Dan Mathers of the National Nuclear Laboratory presentation to the International Framework for Nuclear Energy Cooperation in Bucharest states the challenges for these newly designed nuclear reactors simply and directly.

By definition, any new design starts off with all the advantages. The question is whether these advantages will remain once engineering reality intervenes (Mathers 2014).

To get to the heart of this complex matter, let’s simplify things a bit. Nuclear and fossil fuels produce electricity in the same manner: they produce heat to boil water, produce steam, which in turn moves turbines within magnets to produce electricity. The advantage of nuclear energy over fossil fuels is that it does not produce carbon dioxide. This is countered by its billions of dollars of up front costs and its  production of voluminous amounts radioactive and toxic waste.  

Hydro-electric dams and windmills offer the tremendous advantage of using natural sources of motion to turn turbines and therefore not producing toxic effluent waste or atmospheric pollutants.  Solar panels are yet one further step removed from fossil fuels and nuclear power because they produce electricity directly by absorbing solar energy into photovoltaic cells that create current. From a design perspective, solar cells and windmills are the most simplet followed by carbon, oil and then nuclear., which are the most complex.

Can Green Energy Fulfill Energy Demand without Nuclear Power? 

Nuclear Power has played a rather ambiguous role in Green New Deal Proposals.  At the federal level, congress has sought to find a role for nuclear reactors.  Forbes Magazine, for example, describes the roll-out of the GND as follows.

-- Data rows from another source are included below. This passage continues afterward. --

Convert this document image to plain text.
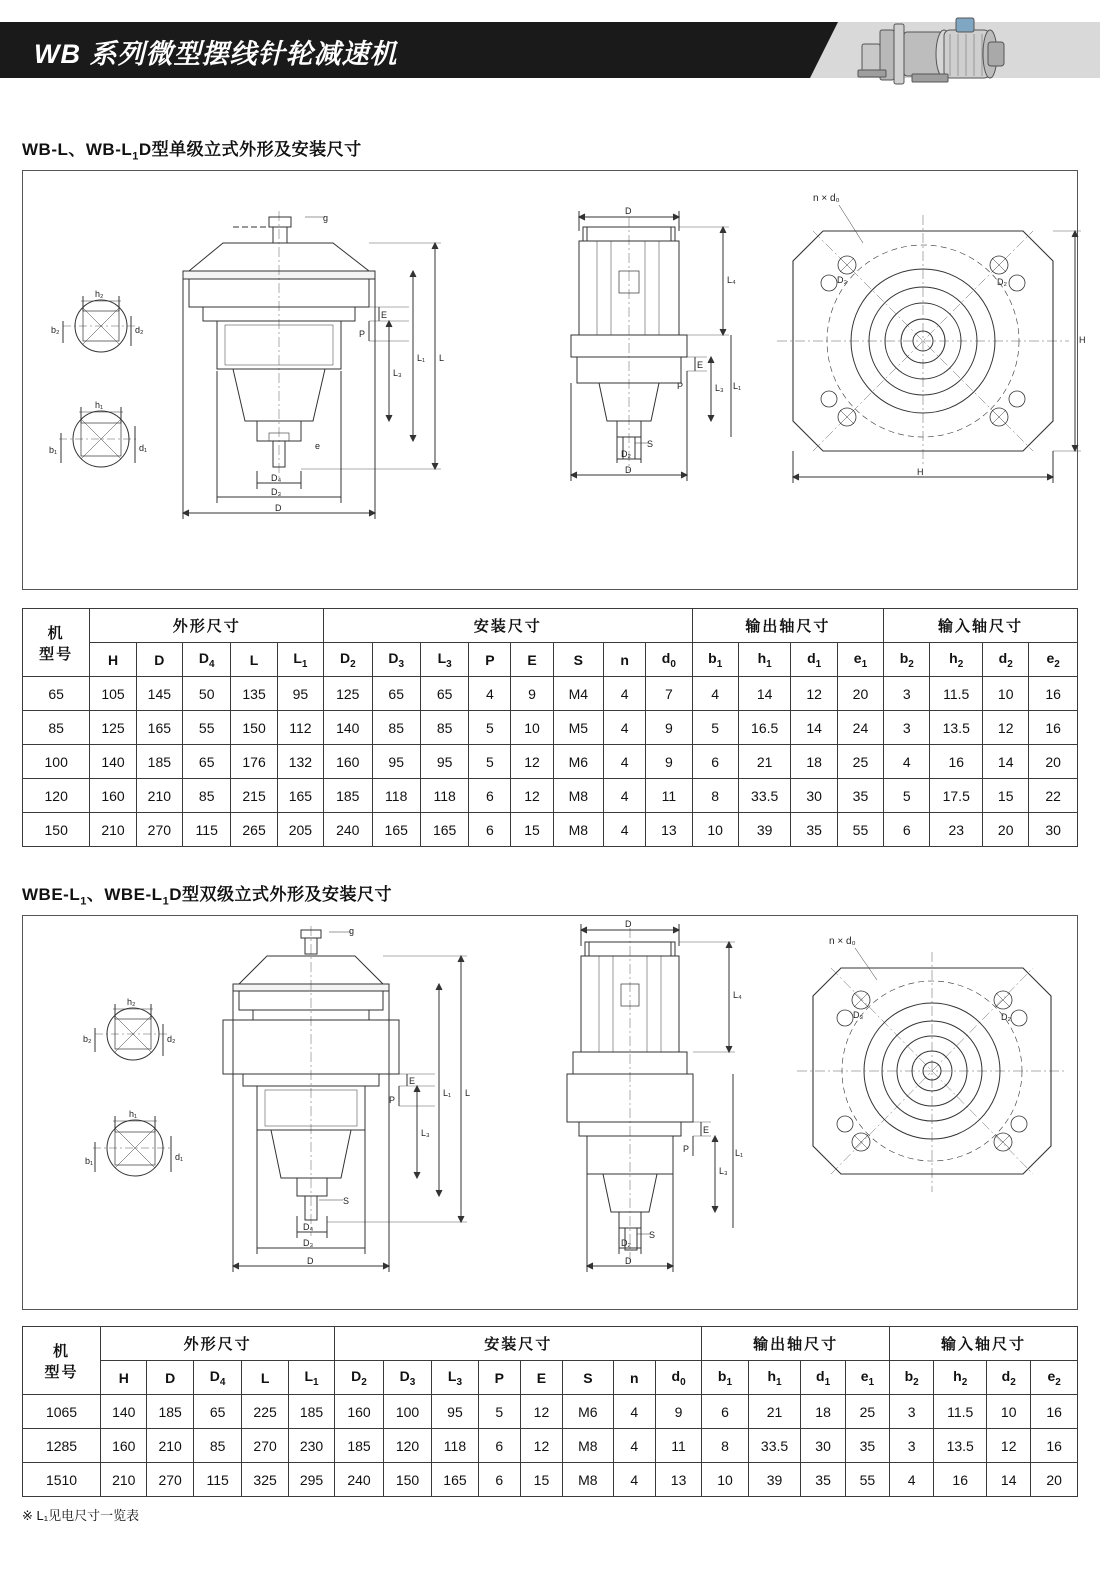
WB 系列微型摆线针轮减速机
WB-L、$WB-L_1D$型单级立式外形及安装尺寸
h₂
b₂	d₂
h₁
b₁	d₁
g
L
L₁
L₃
E
P
e
D₄
D₃
D
D
L₄
L₃ L₁
E
P
S
D₂
D
n × d₀
D₃	D₂
H
H
机
型号	外形尺寸					安装尺寸								输出轴尺寸				输入轴尺寸			
	H	D	$D_4$	L	$L_1$	$D_2$	$D_3$	$L_3$	P	E	S	n	$d_0$	$b_1$	$h_1$	$d_1$	$e_1$	$b_2$	$h_2$	$d_2$	$e_2$
65	105	145	50	135	95	125	65	65	4	9	M4	4	7	4	14	12	20	3	11.5	10	16
85	125	165	55	150	112	140	85	85	5	10	M5	4	9	5	16.5	14	24	3	13.5	12	16
100	140	185	65	176	132	160	95	95	5	12	M6	4	9	6	21	18	25	4	16	14	20
120	160	210	85	215	165	185	118	118	6	12	M8	4	11	8	33.5	30	35	5	17.5	15	22
150	210	270	115	265	205	240	165	165	6	15	M8	4	13	10	39	35	55	6	23	20	30
WBE-$L_1$、WBE-$L_1D$型双级立式外形及安装尺寸
h₂
b₂	d₂
h₁
b₁	d₁
g
L
L₁
L₃
E
P
S
D₄
D₃
D
D
L₄
L₃
L₁
E
P
S
D₂
D
n × d₀
D₃	D₂
机
型号	外形尺寸					安装尺寸								输出轴尺寸				输入轴尺寸			
	H	D	$D_4$	L	$L_1$	$D_2$	$D_3$	$L_3$	P	E	S	n	$d_0$	$b_1$	$h_1$	$d_1$	$e_1$	$b_2$	$h_2$	$d_2$	$e_2$
1065	140	185	65	225	185	160	100	95	5	12	M6	4	9	6	21	18	25	3	11.5	10	16
1285	160	210	85	270	230	185	120	118	6	12	M8	4	11	8	33.5	30	35	3	13.5	12	16
1510	210	270	115	325	295	240	150	165	6	15	M8	4	13	10	39	35	55	4	16	14	20
※ L₁见电尺寸一览表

Congressional members rolled out their "Green New Deal" in February that calls for a rapid shift to carbon-free energy. At first, the proposal called for all nuclear plants and not building any new ones. They also released a fact sheet nixing the possibility of building new nuclear power plants. Then they backed off and referred to future energy sources as clean, renewable, and zero-emission, which allows nuclear in.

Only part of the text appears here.